Add DeepSeek-V4-Pro 8k/1k SA recipes for GB300 (MTP-off + MTP-on, MXFP4)#192
Add DeepSeek-V4-Pro 8k/1k SA recipes for GB300 (MTP-off + MTP-on, MXFP4)#192nv-yna wants to merge 1 commit into
Conversation
26 frontier operating points (13 MTP-off, 11 MTP3, 2 MTP1) across TEP4/TEP8/DEP8/DEP16/DEP32, byte-translated from the executed Dynamo 8k/1k sweep. Precision = MXFP4 experts + UE8M0-FP8 dense. Produced by running the trtllm-serve SA framework with only the server swapped to Dynamo; reproduces the published spreadsheet within +/-1.6% (MTP-off) / +/-3.5% (MTP-on) on tput_per_user and tput_per_gpu. Signed-off-by: Yuewei Na <nv-yna@users.noreply.github.com>
Codecov Report✅ All modified and coverable lines are covered by tests. Additional details and impacted files@@ Coverage Diff @@
## sa-submission-q2-2026 #192 +/- ##
========================================================
Coverage ? 61.51%
========================================================
Files ? 48
Lines ? 4176
Branches ? 0
========================================================
Hits ? 2569
Misses ? 1607
Partials ? 0 ☔ View full report in Codecov by Sentry. 🚀 New features to boost your workflow:
|
|
Also let's use the folder structure like this: make hardware/percision/islosl/MTP/STP into the path and put the configs into the pathes that belongs to. |
| # default overrides (dynamo.install, multi_frontend, num_prompts_mult, use_chat_template). | ||
| name: dsv4_pro_mxfp4_ISL8K_OSL1K_dep16_c1229_eplb384_mtp0 | ||
| model: | ||
| path: /lustre/fsw/portfolios/coreai/projects/coreai_comparch_inferencex/models/dsv4-pro |
There was a problem hiding this comment.
You can just put the huggingface model id for now. This need to point to the model path in sa cluster.
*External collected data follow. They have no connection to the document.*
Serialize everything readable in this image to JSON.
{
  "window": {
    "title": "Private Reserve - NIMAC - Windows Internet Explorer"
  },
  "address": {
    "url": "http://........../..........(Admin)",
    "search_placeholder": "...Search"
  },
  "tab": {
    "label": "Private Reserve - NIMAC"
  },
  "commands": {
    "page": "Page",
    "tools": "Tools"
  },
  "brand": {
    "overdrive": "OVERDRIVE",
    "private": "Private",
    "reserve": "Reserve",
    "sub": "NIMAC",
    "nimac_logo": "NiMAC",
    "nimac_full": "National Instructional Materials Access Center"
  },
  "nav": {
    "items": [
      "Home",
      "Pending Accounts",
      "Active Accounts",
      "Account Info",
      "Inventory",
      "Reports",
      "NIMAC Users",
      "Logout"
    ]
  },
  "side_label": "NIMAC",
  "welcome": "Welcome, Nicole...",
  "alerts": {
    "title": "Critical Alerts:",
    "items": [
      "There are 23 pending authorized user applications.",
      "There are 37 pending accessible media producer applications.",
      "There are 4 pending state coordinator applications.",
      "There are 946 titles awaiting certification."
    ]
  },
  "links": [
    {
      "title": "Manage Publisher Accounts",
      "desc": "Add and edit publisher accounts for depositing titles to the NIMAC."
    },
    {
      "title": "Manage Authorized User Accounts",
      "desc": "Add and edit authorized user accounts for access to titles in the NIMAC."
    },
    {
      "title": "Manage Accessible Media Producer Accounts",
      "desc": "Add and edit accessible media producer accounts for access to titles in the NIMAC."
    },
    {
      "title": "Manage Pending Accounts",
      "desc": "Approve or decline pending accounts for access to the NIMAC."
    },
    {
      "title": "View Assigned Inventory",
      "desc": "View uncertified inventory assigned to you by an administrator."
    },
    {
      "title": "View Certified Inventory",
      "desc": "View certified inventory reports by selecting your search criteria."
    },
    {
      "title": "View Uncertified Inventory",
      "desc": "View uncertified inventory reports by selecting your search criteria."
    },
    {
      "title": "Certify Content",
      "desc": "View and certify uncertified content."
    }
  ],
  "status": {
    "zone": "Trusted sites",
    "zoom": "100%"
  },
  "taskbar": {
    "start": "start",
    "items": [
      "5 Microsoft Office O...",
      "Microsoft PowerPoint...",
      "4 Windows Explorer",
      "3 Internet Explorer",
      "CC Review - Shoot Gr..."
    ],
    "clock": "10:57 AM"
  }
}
| name: dsv4_pro_mxfp4_ISL8K_OSL1K_dep16_c1229_eplb384_mtp0 | ||
| model: | ||
| path: /lustre/fsw/portfolios/coreai/projects/coreai_comparch_inferencex/models/dsv4-pro | ||
| container: nvcr.io/nvstaging/ai-dynamo/tensorrtllm-runtime@sha256:6aa381ac47bf7f5d0ef0598a1cab97dc0005e01c41da104f420966373d9a09e4 |
There was a problem hiding this comment.
Let's kick off a release and put real released dynamo image.
| max_seq_len: 9256 | ||
| moe_config: | ||
| backend: MEGAMOE_DEEPGEMM | ||
| load_balancer: /scratch/fsw/portfolios/coreai/projects/coreai_comparch_inferencex/users/yna/dsv4-exp/framework_dynamo/deepseek-V4-Pro/offline_eplb_confs/moe_load_balancer_gen_ep16_slots384.yaml |
There was a problem hiding this comment.
you will need to make sure this file is part of the container mount.
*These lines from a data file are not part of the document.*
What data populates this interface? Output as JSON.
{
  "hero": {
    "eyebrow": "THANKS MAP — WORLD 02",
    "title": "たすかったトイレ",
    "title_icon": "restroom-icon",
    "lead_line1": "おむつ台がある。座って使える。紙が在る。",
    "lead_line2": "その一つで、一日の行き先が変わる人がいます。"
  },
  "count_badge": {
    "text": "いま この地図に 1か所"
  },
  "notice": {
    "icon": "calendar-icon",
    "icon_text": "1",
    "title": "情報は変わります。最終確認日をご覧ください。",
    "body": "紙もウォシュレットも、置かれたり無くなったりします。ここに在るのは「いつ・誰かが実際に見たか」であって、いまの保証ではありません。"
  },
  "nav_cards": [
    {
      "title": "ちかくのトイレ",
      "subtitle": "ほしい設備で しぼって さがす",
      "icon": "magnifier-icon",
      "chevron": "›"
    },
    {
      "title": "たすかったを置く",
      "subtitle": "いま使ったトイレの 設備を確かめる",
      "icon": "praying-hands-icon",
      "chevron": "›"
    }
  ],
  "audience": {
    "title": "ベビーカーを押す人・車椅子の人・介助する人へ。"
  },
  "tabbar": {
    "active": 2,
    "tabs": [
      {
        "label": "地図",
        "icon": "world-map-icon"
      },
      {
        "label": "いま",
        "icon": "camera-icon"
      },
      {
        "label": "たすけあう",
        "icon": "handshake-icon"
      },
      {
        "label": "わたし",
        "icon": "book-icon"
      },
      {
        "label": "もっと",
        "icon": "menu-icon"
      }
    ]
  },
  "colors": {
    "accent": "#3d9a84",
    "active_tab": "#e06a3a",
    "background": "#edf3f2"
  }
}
There was a problem hiding this comment.
I would suggest put the file as part of the config folder in the srt-slurm. And mount the config folder as the container mount.
| osl: 1024 | ||
| concurrencies: '1229' | ||
| req_rate: inf | ||
| num_prompts_mult: 1 |
There was a problem hiding this comment.
are we sure the mult is just 1? Will the perf number even stablize? in the past, we normally do 10 or 16.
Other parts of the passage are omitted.